Director – Nobuyasa Furukawa, Screenplay – Masayori Sekichima, Story – Yuko Ashibe & Hideyuki Kihuchia, Producers – Tomohisa Abe & Masako Fukuyo, Photography – Akihiko Takahashi, Music – Kazukiro Toyama, General Animation Director – Hiroshi Hamazaki, Animation Supervisors – Tetsuro Aoki & Shinya Takahashi, Art Direction – Senri Sunakawa. Production Company – Toho/Akita Shoten/J.C. Staff
(English Language Version): Kathleen Kern (Selia), Rachel Nanstad (Mai), Matthew Harrington (Darkside), Peter Patrikios (Tatsuya), Scott Cargle (Kenzo), Stacia Crawford (Tamaka Hazuki), John Avner (Guren), Rachel Lillis (Old Woman)

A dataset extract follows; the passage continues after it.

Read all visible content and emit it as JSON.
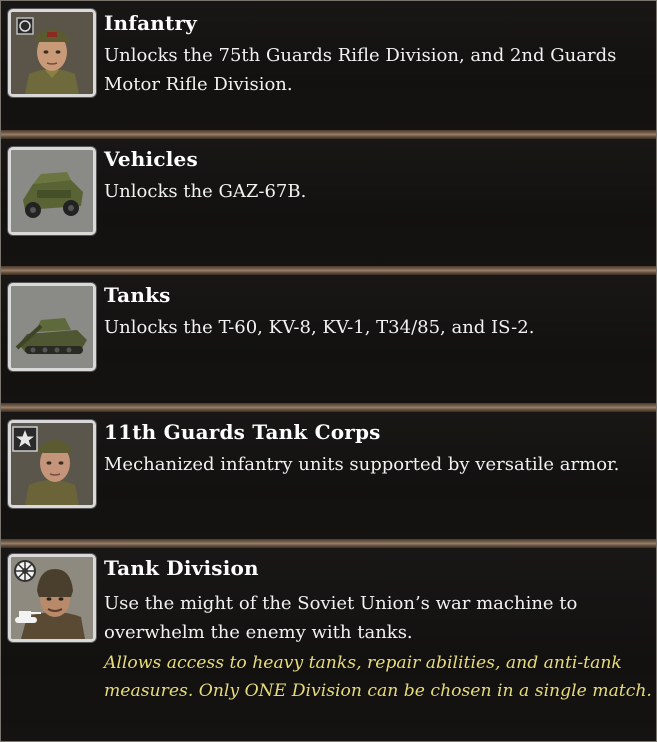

In the future, the Persona Century corporation owns 90% of the Earth and rules with a ‘benevolent dictatorship’. However, a group of rebels in one of the few free areas of the world in Japan conduct a series of attacks designed to bring Persona Century down. They are joined by a mysterious stranger who arrives from another dimension in a horse-drawn carriage and chooses the name Darkside. Darkside has the strange abilities to take people to a hotel where the rooms reveal their innermost places. His abilities may be what offers the rebels the upper hand against Persona Century.
Darkside Blues is an anime film that comes with a promisingly ornate Gothicism. There are images to it – that of the mysterious supernatural figure of Darkside who arrives by an inter-dimensional horse-drawn carriage that rides through the sky; and the Mirage Hotel, a building in the city where rooms open into an illusion that is one’s innermost secret – that are striking. In these moments, the film suggests something of the Gothic baroque of Neil Gaiman’s Sandman graphic novels.

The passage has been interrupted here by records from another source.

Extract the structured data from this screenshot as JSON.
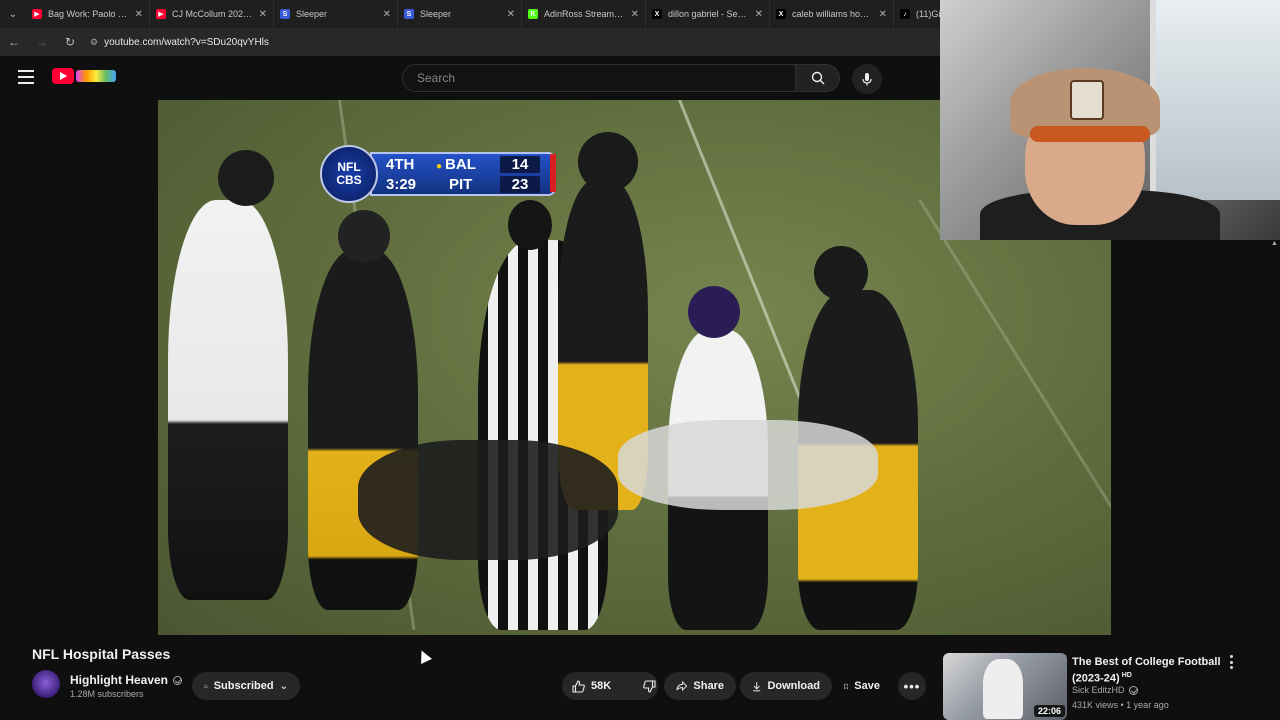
{
  "browser": {
    "tabs": [
      {
        "label": "Bag Work: Paolo Ban",
        "fav_color": "#ff0033",
        "fav_glyph": "▶"
      },
      {
        "label": "CJ McCollum 2024-2",
        "fav_color": "#ff0033",
        "fav_glyph": "▶"
      },
      {
        "label": "Sleeper",
        "fav_color": "#3b5bdb",
        "fav_glyph": "S"
      },
      {
        "label": "Sleeper",
        "fav_color": "#3b5bdb",
        "fav_glyph": "S"
      },
      {
        "label": "AdinRoss Stream - W",
        "fav_color": "#53fc18",
        "fav_glyph": "K"
      },
      {
        "label": "dillon gabriel - Searc",
        "fav_color": "#000000",
        "fav_glyph": "X"
      },
      {
        "label": "caleb williams hospit",
        "fav_color": "#000000",
        "fav_glyph": "X"
      },
      {
        "label": "(11)Gilb",
        "fav_color": "#000000",
        "fav_glyph": "♪"
      }
    ],
    "url": "youtube.com/watch?v=SDu20qvYHls"
  },
  "header": {
    "search_placeholder": "Search"
  },
  "scorebug": {
    "network_top": "NFL",
    "network_bottom": "CBS",
    "quarter": "4TH",
    "clock": "3:29",
    "team_away": "BAL",
    "score_away": "14",
    "team_home": "PIT",
    "score_home": "23"
  },
  "video": {
    "title": "NFL Hospital Passes",
    "channel": "Highlight Heaven",
    "subscribers": "1.28M subscribers",
    "subscribe_label": "Subscribed",
    "likes": "58K",
    "share_label": "Share",
    "download_label": "Download",
    "save_label": "Save"
  },
  "recommended": {
    "title": "The Best of College Football (2023-24)",
    "hd": "HD",
    "channel": "Sick EditzHD",
    "meta": "431K views • 1 year ago",
    "duration": "22:06"
  },
  "colors": {
    "youtube_red": "#ff0033",
    "background": "#0f0f0f",
    "pill": "#272727"
  }
}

Unfortunately, Darkside Blues has a plot that is very difficult to follow. We are never told anything about the central character of Darkside. Nor is much explained about the background of the future, like who the terrorists are. The story starts in with a half-naked girl being tortured – but we are never ever sure why or what her relationship to the torturer is. Moreover, the story only arrives at an inconclusive end in regard to the terrorists’ struggle against their corporate oppressors. The effect is akin to reading a trilogy starting with the middle book and trying to piece the plot strands together from partial information.